Mantan Korps Marinir AS Paul Whelan, yang sedang menjalani hukuman penjara karena tuduhan spionase di Rusia, mengalami luka dalam sebuah perkelahian dengan tahanan lain, otoritas Rusia mengatakan. Dia dilaporkan diserang oleh tahanan asal Turki.

Whelan menjalani hukumannya di Koloni Penjara Nomor 17 di wilayah Mordovia, Rusia. Menurut Layanan Penjara Federal, “perselisihan pribadi” antara Whelan dan tahanan lain telah menyebabkan “situasi konflik” di bengkel penjara, saat mana Whelan “dipukul di wajah dengan tangan.”

Petugas koreksi “segera” turun tangan dan memisahkan perkelahian, pejabat mengatakan. Mereka menambahkan bahwa warga negara Amerika itu kemudian dibawa ke sayap medis dan diobati karena “lebam di bawah mata.” Insiden itu tertangkap kamera pengawasan dan sedang diselidiki, menurut pejabat.

Otoritas penjara tidak memberikan rincian lebih lanjut. Namun agensi berita Rusia Interfax mengutip orang yang mengetahui hal itu mengatakan bahwa “tahanan dari Turki” menyerang Whelan karena “perbedaan politik” yang tidak dijelaskan.

CNN mengutip pernyataan suara dari Whelan, di mana dia mengatakan bahwa pada Selasa dia “diserang oleh tahanan Turki, berusia 50 tahun, yang baru saja tiba di penjara dan memiliki sikap anti-Amerika.” Menurut pernyataan itu, tahanan itu memukul Whelan “dengan tinjunya yang terkepal” dan kemudian mencoba memukulnya “dengan tangan terbuka.” Whelan kemudian menyatakan bahwa penyerang akhirnya dihentikan oleh tahanan lain, dan bahwa tidak ada penjaga yang hadir di pabrik saat perkelahian terjadi.

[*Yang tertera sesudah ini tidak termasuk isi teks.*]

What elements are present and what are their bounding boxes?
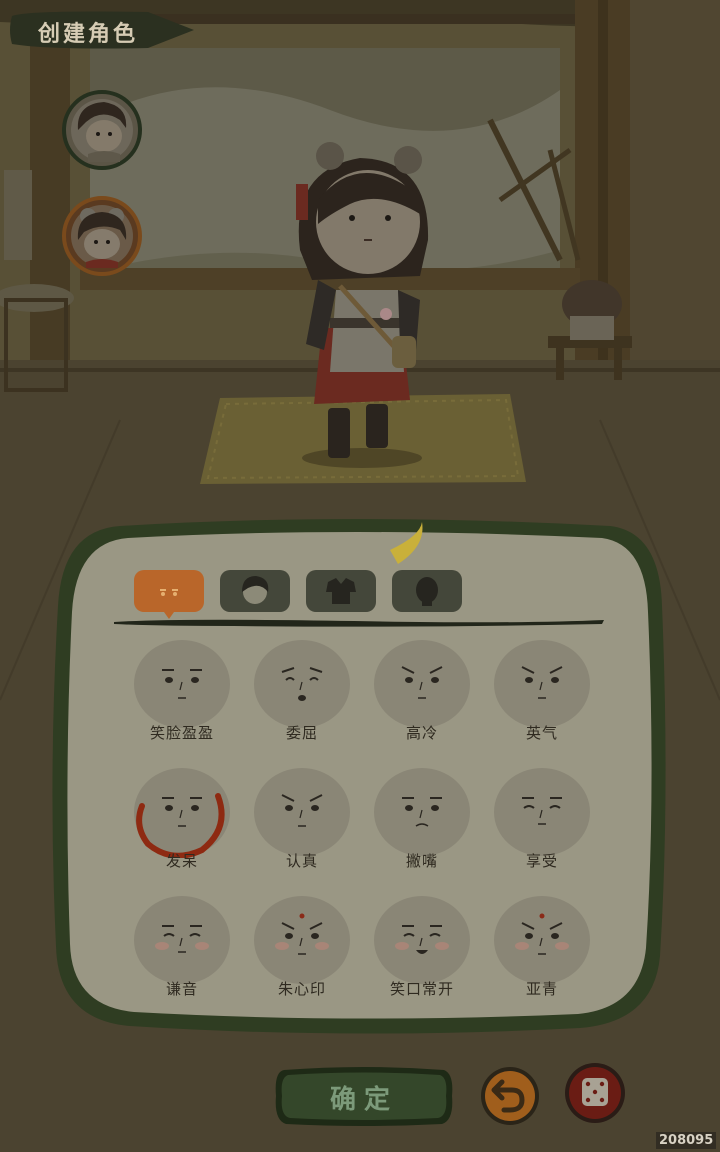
expression-label: 英气: [525, 724, 558, 742]
expression-grid: 笑脸盈盈 委屈 高冷 英气发呆 认真 撇嘴 享受谦音 朱心印 笑口常开 亚青: [130, 638, 608, 1004]
expression-label: 朱心印: [277, 980, 326, 998]
divider-brush: [114, 619, 604, 627]
head-silhouette-icon: [392, 570, 462, 612]
face-thumbnail: [132, 766, 232, 859]
expression-label: 亚青: [525, 980, 558, 998]
tab-expression[interactable]: [134, 570, 204, 619]
face-thumbnail: [132, 894, 232, 986]
hair-icon: [220, 570, 290, 612]
girl-avatar-icon: [62, 196, 142, 276]
confirm-button-label: 确定: [329, 1085, 398, 1115]
watermark: 208095: [656, 1132, 717, 1149]
tab-hair[interactable]: [220, 570, 290, 612]
robe-icon: [306, 570, 376, 612]
face-thumbnail: [252, 638, 352, 730]
female-portrait[interactable]: [62, 196, 142, 276]
face-thumbnail: [252, 894, 352, 986]
expression-label: 谦音: [165, 980, 198, 998]
undo-button[interactable]: [480, 1066, 540, 1126]
face-expression-icon: [134, 570, 204, 619]
tab-skin[interactable]: [392, 570, 462, 612]
expression-label: 高冷: [405, 724, 438, 742]
expression-label: 享受: [525, 852, 558, 870]
expression-label: 笑脸盈盈: [149, 724, 214, 742]
boy-avatar-icon: [62, 90, 142, 170]
confirm-button[interactable]: 确定: [274, 1066, 454, 1126]
undo-arrow-icon: [481, 1067, 539, 1125]
face-thumbnail: [492, 894, 592, 986]
dice-icon: [565, 1063, 625, 1123]
expression-label: 发呆: [165, 852, 198, 870]
expression-label: 笑口常开: [389, 980, 454, 998]
page-title-text: 创建角色: [38, 21, 139, 47]
page-title: 创建角色: [8, 10, 194, 50]
face-thumbnail: [372, 894, 472, 986]
face-thumbnail: [372, 638, 472, 730]
expression-label: 认真: [285, 852, 318, 870]
tab-clothes[interactable]: [306, 570, 376, 612]
randomize-button[interactable]: [564, 1062, 626, 1124]
expression-label: 委屈: [285, 724, 318, 742]
customization-panel: 笑脸盈盈 委屈 高冷 英气发呆 认真 撇嘴 享受谦音 朱心印 笑口常开 亚青: [50, 516, 666, 1034]
face-thumbnail: [132, 638, 232, 730]
male-portrait[interactable]: [62, 90, 142, 170]
face-thumbnail: [492, 766, 592, 858]
expression-label: 撇嘴: [405, 852, 438, 870]
face-thumbnail: [492, 638, 592, 730]
face-thumbnail: [252, 766, 352, 858]
face-thumbnail: [372, 766, 472, 858]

“Saya meminta berbicara dengan jaksa agar dapat menuntut penyerang karena penyerangan,” kata Whelan, menambahkan bahwa “penjara menangani insiden ini dengan serius.”

Juru bicara Departemen Luar Negeri AS mengatakan kepada CNN bahwa Kedutaan Besar AS di Moskwa telah menghubungi Whelan lewat telepon dan memahami bahwa “ia menerima perawatan medis setelah insiden ini.” Juru bicara itu mendesak Rusia untuk memastikan keamanan Whelan. Pengacara Rusia Whelan, Olga Karlova, mengatakan kepada Interfax bahwa dia juga berkomunikasi dengannya.

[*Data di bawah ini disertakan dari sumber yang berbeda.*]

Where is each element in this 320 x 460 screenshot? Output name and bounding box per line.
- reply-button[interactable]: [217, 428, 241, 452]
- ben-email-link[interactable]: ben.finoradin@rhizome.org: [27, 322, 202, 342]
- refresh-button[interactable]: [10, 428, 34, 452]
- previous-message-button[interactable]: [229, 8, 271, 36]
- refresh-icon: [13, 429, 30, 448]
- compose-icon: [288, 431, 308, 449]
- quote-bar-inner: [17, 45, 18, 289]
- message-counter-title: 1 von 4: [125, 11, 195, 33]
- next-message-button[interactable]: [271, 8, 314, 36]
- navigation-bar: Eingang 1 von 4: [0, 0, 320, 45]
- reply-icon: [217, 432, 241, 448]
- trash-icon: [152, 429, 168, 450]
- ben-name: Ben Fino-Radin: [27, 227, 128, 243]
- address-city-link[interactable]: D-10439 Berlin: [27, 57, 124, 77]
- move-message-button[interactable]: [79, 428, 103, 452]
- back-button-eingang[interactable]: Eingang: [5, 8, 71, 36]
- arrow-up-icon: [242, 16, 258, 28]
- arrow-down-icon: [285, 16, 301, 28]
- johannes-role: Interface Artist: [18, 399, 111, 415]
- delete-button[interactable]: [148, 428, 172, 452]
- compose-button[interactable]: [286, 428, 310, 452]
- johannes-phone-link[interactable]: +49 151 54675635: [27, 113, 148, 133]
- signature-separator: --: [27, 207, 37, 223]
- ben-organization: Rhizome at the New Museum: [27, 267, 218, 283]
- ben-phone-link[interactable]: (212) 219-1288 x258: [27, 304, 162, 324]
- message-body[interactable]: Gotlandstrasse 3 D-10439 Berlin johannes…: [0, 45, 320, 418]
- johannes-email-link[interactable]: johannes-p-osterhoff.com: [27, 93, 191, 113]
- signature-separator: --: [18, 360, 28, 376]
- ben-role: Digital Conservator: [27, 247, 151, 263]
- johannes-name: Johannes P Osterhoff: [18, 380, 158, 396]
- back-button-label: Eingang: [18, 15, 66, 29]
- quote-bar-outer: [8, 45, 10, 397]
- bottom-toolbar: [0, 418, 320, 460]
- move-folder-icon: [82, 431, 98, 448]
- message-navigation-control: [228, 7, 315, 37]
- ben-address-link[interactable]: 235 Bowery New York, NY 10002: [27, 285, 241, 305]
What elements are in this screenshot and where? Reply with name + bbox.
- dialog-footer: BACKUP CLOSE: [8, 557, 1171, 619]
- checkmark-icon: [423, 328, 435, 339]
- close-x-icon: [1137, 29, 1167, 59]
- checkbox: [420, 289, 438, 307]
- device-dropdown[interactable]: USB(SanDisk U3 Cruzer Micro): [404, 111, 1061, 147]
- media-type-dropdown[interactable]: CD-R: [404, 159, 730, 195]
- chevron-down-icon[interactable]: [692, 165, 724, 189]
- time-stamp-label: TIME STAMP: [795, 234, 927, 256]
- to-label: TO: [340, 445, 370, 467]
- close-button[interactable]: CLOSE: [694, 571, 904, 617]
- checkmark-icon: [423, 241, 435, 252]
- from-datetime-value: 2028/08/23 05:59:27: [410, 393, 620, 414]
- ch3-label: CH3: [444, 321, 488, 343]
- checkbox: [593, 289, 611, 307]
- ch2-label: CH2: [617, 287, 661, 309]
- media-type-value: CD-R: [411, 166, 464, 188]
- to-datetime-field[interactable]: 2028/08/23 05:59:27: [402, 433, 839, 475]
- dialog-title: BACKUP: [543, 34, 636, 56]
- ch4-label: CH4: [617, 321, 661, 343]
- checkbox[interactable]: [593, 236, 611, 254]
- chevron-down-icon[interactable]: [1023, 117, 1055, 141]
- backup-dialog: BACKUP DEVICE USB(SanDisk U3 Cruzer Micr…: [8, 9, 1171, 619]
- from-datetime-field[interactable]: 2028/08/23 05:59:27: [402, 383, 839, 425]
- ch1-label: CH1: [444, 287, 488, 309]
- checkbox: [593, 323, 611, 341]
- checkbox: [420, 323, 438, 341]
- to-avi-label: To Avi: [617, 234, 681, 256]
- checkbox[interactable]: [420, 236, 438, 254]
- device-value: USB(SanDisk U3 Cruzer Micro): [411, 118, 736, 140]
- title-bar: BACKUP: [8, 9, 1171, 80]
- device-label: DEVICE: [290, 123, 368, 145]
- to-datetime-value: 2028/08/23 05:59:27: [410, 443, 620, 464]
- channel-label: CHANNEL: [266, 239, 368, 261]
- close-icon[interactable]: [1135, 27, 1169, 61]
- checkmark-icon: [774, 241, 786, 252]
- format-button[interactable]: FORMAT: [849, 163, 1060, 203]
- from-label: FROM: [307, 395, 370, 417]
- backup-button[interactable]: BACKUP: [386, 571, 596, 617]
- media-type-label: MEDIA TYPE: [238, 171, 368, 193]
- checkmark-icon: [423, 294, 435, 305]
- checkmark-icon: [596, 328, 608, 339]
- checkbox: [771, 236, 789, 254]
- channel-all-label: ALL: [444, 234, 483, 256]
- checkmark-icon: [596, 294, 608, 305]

Whelan, yang memiliki paspor AS, Irlandia, Kanada dan Inggris, ditangkap di Moskwa pada Desember 2018 setelah menerima flash disk berisi dokumen rahasia dari petugas mata-mata Federal Security Service (FSB) Rusia.

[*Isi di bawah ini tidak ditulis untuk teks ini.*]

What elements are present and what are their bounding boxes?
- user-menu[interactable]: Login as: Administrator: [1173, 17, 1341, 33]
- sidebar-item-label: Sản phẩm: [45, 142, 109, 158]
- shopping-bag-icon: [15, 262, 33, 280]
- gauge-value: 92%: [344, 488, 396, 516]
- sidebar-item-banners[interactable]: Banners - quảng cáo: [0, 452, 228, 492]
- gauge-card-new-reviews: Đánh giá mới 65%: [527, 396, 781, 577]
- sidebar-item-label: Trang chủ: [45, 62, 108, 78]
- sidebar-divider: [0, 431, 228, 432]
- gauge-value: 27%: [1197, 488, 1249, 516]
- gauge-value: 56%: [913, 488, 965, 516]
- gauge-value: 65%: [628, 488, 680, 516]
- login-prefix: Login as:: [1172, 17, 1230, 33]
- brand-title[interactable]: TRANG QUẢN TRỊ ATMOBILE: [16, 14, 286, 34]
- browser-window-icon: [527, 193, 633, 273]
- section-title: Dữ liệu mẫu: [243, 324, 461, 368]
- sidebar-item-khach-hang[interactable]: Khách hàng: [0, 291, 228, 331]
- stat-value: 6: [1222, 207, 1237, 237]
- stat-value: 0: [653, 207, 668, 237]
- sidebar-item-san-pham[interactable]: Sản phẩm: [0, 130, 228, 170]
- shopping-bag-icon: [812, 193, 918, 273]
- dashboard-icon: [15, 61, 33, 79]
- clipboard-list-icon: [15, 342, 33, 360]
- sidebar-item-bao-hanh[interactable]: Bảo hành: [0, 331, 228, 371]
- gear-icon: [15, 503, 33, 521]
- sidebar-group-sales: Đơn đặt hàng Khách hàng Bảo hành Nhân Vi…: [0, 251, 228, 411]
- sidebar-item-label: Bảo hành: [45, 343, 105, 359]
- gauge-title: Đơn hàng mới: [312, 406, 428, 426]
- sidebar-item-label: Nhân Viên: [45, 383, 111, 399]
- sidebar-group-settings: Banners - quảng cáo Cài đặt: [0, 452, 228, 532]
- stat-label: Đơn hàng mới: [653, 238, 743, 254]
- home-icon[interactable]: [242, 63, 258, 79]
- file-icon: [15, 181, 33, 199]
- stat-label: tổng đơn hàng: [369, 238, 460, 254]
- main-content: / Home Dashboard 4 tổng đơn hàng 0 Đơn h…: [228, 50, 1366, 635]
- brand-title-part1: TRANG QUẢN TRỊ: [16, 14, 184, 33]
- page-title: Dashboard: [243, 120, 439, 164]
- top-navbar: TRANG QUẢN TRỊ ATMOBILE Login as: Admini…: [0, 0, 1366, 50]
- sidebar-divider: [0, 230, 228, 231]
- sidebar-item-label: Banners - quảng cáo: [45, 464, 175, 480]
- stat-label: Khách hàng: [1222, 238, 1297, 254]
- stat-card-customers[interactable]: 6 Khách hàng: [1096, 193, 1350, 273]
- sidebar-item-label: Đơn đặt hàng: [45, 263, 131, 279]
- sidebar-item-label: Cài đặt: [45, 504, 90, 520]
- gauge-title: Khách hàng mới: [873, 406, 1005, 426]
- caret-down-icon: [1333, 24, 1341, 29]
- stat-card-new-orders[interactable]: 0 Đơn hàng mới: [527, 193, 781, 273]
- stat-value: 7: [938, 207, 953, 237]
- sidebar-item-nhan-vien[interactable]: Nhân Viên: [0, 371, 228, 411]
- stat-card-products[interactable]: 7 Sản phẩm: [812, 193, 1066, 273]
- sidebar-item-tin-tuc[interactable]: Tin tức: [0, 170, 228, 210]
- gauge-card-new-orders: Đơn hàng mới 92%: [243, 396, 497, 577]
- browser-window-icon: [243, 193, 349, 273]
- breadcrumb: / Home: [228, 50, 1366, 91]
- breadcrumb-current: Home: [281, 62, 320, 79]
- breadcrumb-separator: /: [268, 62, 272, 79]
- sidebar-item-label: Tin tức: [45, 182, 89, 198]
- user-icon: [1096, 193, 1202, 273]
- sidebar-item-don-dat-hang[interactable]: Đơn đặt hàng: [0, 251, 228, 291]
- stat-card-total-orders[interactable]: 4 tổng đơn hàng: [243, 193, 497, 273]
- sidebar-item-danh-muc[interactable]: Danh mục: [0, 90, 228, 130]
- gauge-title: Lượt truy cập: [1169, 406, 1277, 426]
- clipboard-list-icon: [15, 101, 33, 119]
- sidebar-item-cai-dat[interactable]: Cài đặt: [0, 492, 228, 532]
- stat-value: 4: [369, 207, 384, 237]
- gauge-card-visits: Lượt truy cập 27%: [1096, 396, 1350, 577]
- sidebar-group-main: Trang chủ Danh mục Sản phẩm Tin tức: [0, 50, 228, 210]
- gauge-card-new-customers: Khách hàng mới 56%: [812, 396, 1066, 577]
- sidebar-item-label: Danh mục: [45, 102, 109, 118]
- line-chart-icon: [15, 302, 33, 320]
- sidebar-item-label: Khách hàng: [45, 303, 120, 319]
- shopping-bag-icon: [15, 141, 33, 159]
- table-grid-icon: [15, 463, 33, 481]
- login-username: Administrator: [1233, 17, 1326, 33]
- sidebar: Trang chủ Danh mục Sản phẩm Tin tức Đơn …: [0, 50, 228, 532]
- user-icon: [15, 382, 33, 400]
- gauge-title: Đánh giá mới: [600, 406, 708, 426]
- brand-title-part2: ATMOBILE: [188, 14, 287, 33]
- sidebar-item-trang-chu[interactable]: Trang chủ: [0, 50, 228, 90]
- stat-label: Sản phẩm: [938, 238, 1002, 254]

Dia divonis bersalah spionase dan dihukum 16 tahun penjara pada Juni 2020. Whelan membantah tuduhan tersebut, sementara AS bersikeras bahwa tuduhan terhadapnya bersifat politis. Nama Whelan rutin muncul dalam laporan tentang potensi pertukaran tahanan antara Moskwa dan Washington.

Artikel ini disediakan oleh penyedia konten pihak ketiga. SeaPRwire (https://www.seaprwire.com/) tidak memberikan jaminan atau pernyataan sehubungan dengan hal tersebut.

Sektor: Top Story, Daily News

SeaPRwire menyediakan distribusi siaran pers real-time untuk perusahaan dan lembaga, menjangkau lebih dari 6.500 toko media, 86.000 editor dan jurnalis, dan 3,5 juta desktop profesional di 90 negara. SeaPRwire mendukung distribusi siaran pers dalam bahasa Inggris, Korea, Jepang, Arab, Cina Sederhana, Cina Tradisional, Vietnam, Thailand, Indonesia, Melayu, Jerman, Rusia, Prancis, Spanyol, Portugis dan bahasa lainnya.